Более злодейская и подлая, чем разорившееся дворянство и опустившееся духовенство, буржуазия заимствовала у них пустое тщеславие, дряхлое чванство, которые она еще усилила своим неумением жить, переняв их недостатки, превратив их в прикрытые лицемерием пороки; властолюбивая и подлая, лживая и трусливая, она без сожаления расправлялась с необходимым ей обманутым простолюдином, которого, когда ей было выгодно, натравила на прежних хозяев жизни!
Это очевидно, что, использовав народ, высосав его кровь и соки, буржуа, веселый, успокоенный, с силой своих денег и заразой своей глупости, почувствовал себя хозяином народа, который уже окончил свое дело. Результатом стало подавление всякой интеллигентности, отрицание честности, убийство искусства; униженные художники преклонились перед новым хозяином и лизали смердящие ноги высокомерных маклаков и низких сатрапов, милостынями которых они жили!

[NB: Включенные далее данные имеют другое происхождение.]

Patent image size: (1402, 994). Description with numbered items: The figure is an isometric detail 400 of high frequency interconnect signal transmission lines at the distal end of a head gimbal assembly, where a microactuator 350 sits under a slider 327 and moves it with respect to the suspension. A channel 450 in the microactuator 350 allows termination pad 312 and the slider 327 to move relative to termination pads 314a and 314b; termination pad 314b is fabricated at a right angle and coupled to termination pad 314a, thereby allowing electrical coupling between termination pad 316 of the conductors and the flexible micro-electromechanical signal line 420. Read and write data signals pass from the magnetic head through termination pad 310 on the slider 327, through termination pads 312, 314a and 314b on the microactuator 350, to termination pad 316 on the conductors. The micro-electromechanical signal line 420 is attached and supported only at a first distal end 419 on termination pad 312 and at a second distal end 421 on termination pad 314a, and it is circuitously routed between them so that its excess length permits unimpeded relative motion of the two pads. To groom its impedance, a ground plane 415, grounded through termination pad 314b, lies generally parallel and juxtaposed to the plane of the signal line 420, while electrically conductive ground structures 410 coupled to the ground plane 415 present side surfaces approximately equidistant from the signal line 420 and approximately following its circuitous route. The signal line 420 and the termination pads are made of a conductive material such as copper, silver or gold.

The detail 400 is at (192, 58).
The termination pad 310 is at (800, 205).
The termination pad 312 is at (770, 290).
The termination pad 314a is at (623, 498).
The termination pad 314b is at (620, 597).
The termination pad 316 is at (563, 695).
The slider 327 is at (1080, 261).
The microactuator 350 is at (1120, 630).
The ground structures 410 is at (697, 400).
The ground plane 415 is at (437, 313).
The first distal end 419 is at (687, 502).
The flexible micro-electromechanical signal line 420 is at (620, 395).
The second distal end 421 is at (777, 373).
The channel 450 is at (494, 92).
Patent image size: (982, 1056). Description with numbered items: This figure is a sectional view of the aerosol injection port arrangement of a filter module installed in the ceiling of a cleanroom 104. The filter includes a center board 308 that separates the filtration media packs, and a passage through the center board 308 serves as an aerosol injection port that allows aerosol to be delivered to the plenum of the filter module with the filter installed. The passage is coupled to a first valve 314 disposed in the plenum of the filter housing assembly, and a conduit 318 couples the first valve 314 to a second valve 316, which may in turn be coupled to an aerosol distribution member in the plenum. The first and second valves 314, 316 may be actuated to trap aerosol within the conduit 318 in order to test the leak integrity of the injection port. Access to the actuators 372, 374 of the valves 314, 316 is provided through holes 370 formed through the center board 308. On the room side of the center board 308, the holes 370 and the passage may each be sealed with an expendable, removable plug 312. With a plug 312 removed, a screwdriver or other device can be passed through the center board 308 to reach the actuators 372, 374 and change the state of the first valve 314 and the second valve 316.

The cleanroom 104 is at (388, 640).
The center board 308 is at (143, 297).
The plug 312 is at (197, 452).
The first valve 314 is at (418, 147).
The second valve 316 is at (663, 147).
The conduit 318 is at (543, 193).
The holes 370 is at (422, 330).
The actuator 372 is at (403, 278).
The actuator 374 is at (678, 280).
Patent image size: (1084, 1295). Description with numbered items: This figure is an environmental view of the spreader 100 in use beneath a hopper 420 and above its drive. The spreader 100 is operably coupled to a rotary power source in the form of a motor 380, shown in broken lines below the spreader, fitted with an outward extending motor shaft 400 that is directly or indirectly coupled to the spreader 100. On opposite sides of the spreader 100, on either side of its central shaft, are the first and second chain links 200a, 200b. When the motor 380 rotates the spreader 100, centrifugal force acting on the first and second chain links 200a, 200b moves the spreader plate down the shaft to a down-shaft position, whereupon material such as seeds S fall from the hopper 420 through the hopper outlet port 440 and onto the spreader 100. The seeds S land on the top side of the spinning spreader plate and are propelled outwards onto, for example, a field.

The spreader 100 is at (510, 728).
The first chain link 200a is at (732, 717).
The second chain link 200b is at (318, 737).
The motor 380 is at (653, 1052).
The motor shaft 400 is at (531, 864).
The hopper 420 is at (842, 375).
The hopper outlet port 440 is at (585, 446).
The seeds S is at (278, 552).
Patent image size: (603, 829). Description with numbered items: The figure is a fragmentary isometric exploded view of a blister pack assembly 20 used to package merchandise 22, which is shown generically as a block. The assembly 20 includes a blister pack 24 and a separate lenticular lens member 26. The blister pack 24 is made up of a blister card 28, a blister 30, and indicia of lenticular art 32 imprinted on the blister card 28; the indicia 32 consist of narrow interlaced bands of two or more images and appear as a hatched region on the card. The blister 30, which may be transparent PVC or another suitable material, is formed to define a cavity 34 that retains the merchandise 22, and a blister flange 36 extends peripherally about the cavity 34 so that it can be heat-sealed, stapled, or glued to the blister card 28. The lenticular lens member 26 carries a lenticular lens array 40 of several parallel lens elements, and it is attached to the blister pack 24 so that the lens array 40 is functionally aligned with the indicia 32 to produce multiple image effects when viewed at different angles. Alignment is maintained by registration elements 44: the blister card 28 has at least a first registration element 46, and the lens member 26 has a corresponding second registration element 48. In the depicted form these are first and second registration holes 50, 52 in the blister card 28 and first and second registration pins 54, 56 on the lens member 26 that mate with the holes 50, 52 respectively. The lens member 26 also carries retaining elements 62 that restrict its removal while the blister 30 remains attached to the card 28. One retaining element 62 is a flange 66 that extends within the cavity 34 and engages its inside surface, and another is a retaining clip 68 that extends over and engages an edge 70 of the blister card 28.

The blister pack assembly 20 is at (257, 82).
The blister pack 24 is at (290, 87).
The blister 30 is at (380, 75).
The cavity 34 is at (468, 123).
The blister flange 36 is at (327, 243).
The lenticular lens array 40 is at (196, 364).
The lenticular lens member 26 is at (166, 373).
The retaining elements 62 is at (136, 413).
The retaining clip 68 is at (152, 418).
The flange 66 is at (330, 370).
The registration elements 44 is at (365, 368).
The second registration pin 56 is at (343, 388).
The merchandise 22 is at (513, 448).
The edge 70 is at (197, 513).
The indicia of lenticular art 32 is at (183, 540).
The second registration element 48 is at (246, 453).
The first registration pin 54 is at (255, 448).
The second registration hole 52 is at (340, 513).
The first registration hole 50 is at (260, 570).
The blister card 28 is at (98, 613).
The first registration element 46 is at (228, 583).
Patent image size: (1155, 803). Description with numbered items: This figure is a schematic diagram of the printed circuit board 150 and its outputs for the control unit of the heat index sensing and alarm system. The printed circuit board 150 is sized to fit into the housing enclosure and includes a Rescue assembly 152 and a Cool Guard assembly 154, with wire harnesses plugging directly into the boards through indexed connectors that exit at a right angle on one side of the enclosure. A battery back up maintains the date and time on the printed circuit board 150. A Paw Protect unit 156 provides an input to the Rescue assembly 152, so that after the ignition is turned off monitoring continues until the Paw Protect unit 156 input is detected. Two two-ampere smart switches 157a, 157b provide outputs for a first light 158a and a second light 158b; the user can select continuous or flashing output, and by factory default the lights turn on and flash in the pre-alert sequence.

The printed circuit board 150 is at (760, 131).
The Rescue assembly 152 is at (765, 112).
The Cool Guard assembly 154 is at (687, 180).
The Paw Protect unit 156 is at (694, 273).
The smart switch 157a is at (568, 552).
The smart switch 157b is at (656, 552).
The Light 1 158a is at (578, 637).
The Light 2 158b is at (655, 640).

Вялое ничтожество затопило живопись, а литературу – невоздержанность плоского стиля и жалких идей, которой нужна была честность в аферисте, добродетель в флибустьере, который ищет приданого для своего сына и отказывается дать его за дочерью; целомудренная любовь – в вольтерианце, который обвиняет духовенство в насилиях, а сам глупо и лицемерно, без истинного искусства разврата, уходит в темные комнаты вдыхать сальную воду из лоханок и дурную болезнь из грязных юбок. Большой американский острог, перенесенный на материк; необъятное, глубокое, неизмеримое невежество капиталиста и выскочки, сияющего, как гнусное солнце, над идолопоклонническим городом, извергающим непристойные гимны, павши ниц перед нечестивой скинией банков!
– Разрушайся же, общество! умирай, старый свет! – воскликнул дез Эссент, возмущенный позором представившееся ему зрелища; это восклицание разрушило угнетавший его кошмар.
«Ах! – подумал он, – это не сон! ведь я должен войти в гнусную, рабскую суматоху века!»